Inequality solutions involve finding the ranges or values for which the inequality holds true. In our exercise, we have two inequalities:

• \(\left(\frac{2}{3}\right)^{x-1} \leq \left(\frac{81}{16}\right)^{x+1}\)
• \(\left(\frac{2}{3}\right)^{x-1} \geq \left(\frac{81}{16}\right)^{x+1}\)

To solve these, first determine where the equality \(\left(\frac{2}{3}\right)^{x-1} = \left(\frac{81}{16}\right)^{x+1}\) occurs. By solving, we found \(x = \frac{3}{5}\). The solution \(x = \frac{3}{5}\) represents the only intersection point where both expressions are equal.

For inequality (b), \(\left(\frac{2}{3}\right)^{x-1} \leq \left(\frac{81}{16}\right)^{x+1}\), this means finding where the first expression is less than or equals to the second. Graphically, it represents the points where the first curve is below or exactly on the second curve, giving us the solution \(x \geq \frac{3}{5}\).Similarly, for inequality (c), \(\left(\frac{2}{3}\right)^{x-1} \geq \left(\frac{81}{16}\right)^{x+1}\), it implies finding \(x\) where the first expression overlaps or rises above the second curve.

Therefore, the solution is \(x \leq \frac{3}{5}\). Inequalities are crucial in understanding range and limitations in mathematical models.

Graphical verification is a powerful strategy used to confirm analytical solutions. In this exercise, we graph the two functions:

• \(y_1 = \left(\frac{2}{3}\right)^{x-1}\)
• \(y_2 = \left(\frac{81}{16}\right)^{x+1}\)

Using a calculator or graphing software, plot these functions to observe their interaction.

The goal is to verify the point of intersection, previously found to be \(x = \frac{3}{5}\), which confirms the solution for the original equation \( \left(\frac{2}{3}\right)^{x-1} = \left(\frac{81}{16}\right)^{x+1}\).
This step visualizes where the two expressions are equal, and inspecting beyond this point can aid in determining where inequalities become effective.For inequality solutions, you identify ranges on the graph:

• At \(x = \frac{3}{5}\), the graphs intersect.
• On the domain \(x > \frac{3}{5}\), \(y_1\) falls below \(y_2\).
• On the domain \(x < \frac{3}{5}\), \(y_1\) remains above \(y_2\).

By examining these segments visually, it confirms and complements analytical findings, enhancing understanding of the function's behavior over different ranges.

Base conversion is pivotal in making equations solvable by using the common base for comparison.
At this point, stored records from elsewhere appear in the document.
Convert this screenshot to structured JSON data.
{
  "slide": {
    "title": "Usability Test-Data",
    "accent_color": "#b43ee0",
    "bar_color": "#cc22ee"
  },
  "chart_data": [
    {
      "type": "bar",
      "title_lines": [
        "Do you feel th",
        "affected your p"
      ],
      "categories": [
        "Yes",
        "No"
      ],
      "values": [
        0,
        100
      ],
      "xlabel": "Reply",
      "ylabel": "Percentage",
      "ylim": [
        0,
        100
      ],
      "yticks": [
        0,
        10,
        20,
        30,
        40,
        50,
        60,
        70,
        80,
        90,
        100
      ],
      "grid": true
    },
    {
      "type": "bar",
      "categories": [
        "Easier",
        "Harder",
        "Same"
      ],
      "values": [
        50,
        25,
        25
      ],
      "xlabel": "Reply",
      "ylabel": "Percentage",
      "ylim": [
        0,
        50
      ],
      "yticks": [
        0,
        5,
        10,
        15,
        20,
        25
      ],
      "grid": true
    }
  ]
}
Originally, our equation was \( \left(\frac{2}{3}\right)^{x-1} = \left(\frac{81}{16}\right)^{x+1} \). To facilitate solving this, the right side could be expressed with the base \(\frac{3}{2}\) since \(\frac{81}{16} = \left(\frac{3}{2}\right)^4\).

This conversion is crucial because logarithmic solutions to equations require expressions to have the same base. Once in the form \( \left(\frac{2}{3}\right)^{x-1} = \left(\frac{3}{2}\right)^{4(x+1)} \), logarithms help transition this equality into an easy-to-solve algebraic form:- Apply logarithms to both sides, converting exponents to productsThis simplifies comparisons between the two expressions as it aligns them through equivalent bases.

Base conversion elucidates the forms of exponential equations, simplifying their handling and graphical interpretation, and allows for straightforward algebraic manipulations leading to solutions.